Spell-slot systems often employ a rationale that the spell is forgotten when cast, or that the caster has a finite supply of the ingredients required to cast the spell. In the first case, the spellcaster must re-memorize the spell from a source, typically a grimoire. In the second case, the caster must find new ingredients and prepare the equipment needed to cast the spell.

For example, Dungeons & Dragons simplified Jack Vance's formula "to a number of spell slots scaling with the player character's level". HackMaster also uses a spell-slot system.

==Hybrid systems==
Many magic systems combine features of two or all three of the above. As an example, Mage: The Ascension uses a skill-limited system that may be augmented by spending Quintessence to lower the difficulty of a magical skill roll. Rolemaster employs a spell-point system, but includes devices called spell adders that grant additional spell shots with no associated spell-point cost. Ars Magica uses a skill-based system, but a mage can only cast so many spells before becoming too fatigued to continue. High Adventure Role Playing also uses a hybrid system between the magic point system and the skill system, and to some extent the spell slot version, which requires a skill roll based on the strength of the spell effect, limiting the total number of spells cast in a day by a magic cost system, with the caster having a certain set of magic points available each day. As in Rolemaster, there are items that can reduce the magic point cost for spells as well as items like spell adders that allow extra spells to be cast without the expenditure of magic points.
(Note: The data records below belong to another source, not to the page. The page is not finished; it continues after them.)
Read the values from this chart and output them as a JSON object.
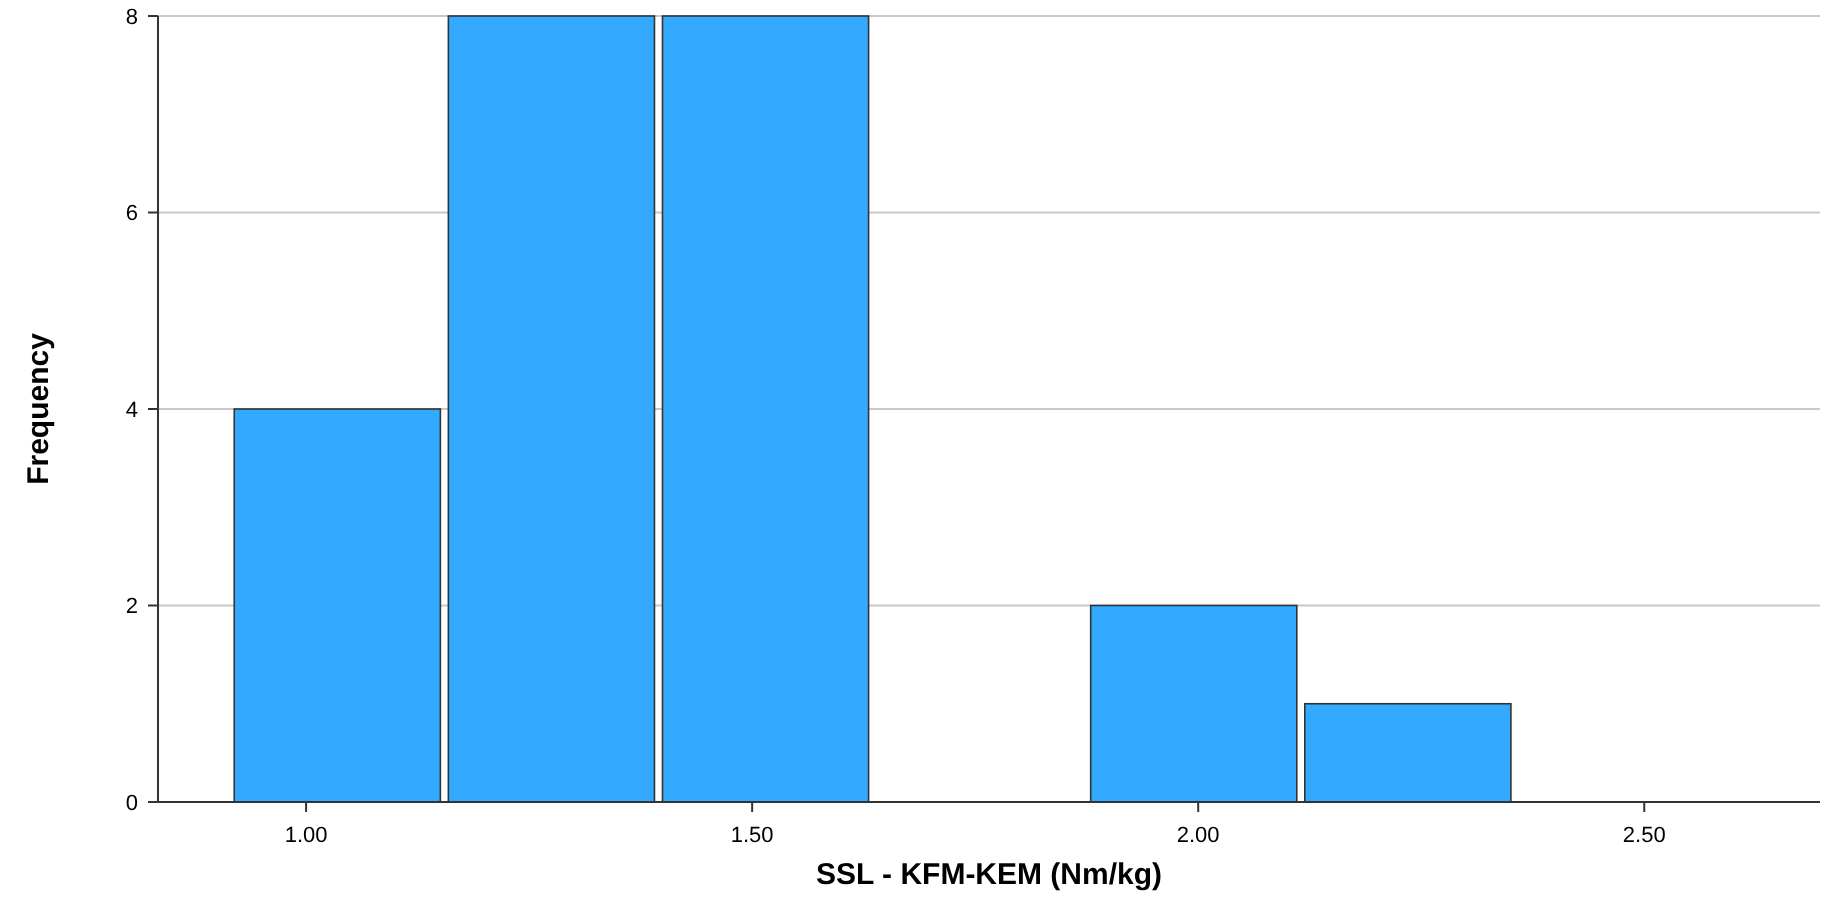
{
  "chart_data": {
    "type": "histogram",
    "xlabel": "SSL - KFM-KEM (Nm/kg)",
    "ylabel": "Frequency",
    "bins": [
      0.915,
      1.155,
      1.395,
      1.635,
      1.875,
      2.115,
      2.355
    ],
    "values": [
      4,
      8,
      8,
      0,
      2,
      1
    ],
    "color": "#33aaff",
    "xlim": [
      0.834,
      2.697
    ],
    "xticks": [
      {
        "value": 1,
        "label": "1.00"
      },
      {
        "value": 1.5,
        "label": "1.50"
      },
      {
        "value": 2,
        "label": "2.00"
      },
      {
        "value": 2.5,
        "label": "2.50"
      }
    ],
    "ylim": [
      0,
      8
    ],
    "yticks": [
      0,
      2,
      4,
      6,
      8
    ],
    "grid": "y"
  }
}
== List of specific examples ==

- The Magic in Dungeons & Dragons consists of spells and magic systems used in the settings of the role-playing game Dungeons & Dragons (D&D). The novel series Dying Earth by Jack Vance provided the model for the magic system of Dungeons & Dragons, as magic-users memorize spells and then forget them after casting them.
- Tunnels & Trolls used a magic system that used humorous names such as "Take That You Fiend!" and "Too Bad Toxin".
- Warhammer Fantasy Roleplay had a simplistic magic system and Games Workshop had promised a "Realms of Sorcery" supplement to correct this problem, but after rejecting the manuscript Ken Rolston submitted they never published the book. Hogshead Publishing ultimately finally published the Realms of Sorcery (2001) supplement, which updated the original magic system from the Warhammer rulebook.
- The magic system of Nephilim was thematic but necessitated complex calculations.
- Middle-earth Role Playing used a magic system based on Spell Law from Rolemaster.
- Palladium Fantasy Role-Playing Game featured a revised version of the magic system from The Journey (1982).
- Beyond the Supernatural featured the debut from Palladium of their Potential Psychic Energy (PPE) magic system in addition to a system of geomancy based on ley-lines.
- The second edition of HârnMaster was a simplified version of the game that separated its magic systems into Hârnmaster Magic (1997) and Hârnmaster Religion (1998).
- The original magic system of Changeling: The Dreaming used Cantrip Cards, which were sold separately in collectible packs.
- For the magic system of Ars Magica, all magic comes from five techniques and ten forms, and wizards can create any type of spell by combining any two of those elements.
- The supplement A Magical Medley (1997) included a collection of magic systems for FUDGE.
- The magic system of the Demon City Shinjuku Role-Playing Game (2000) advanced the game mechanics of Big Eyes, Small Mouth.
- The magic system of Sovereign Stone expanded the dice-rolling system of the game; it can take some time to cast so every turn a magician accumulates points and much reach a certain total for the spell to be cast successfully.
- The Encyclopaedia Arcane uses a series of alternative magic systems that began publication with Demonology: The Dark Road (2001), the first perfect-bound 64-page book from Mongoose Publishing.
- The Mongoose Publishing edition of RuneQuest (2006) included a new magic system using runes in which the characters needed to go on quests for physical runes.
- The supplement Street Magic (2006) expanded the fourth edition Shadowrun magic system.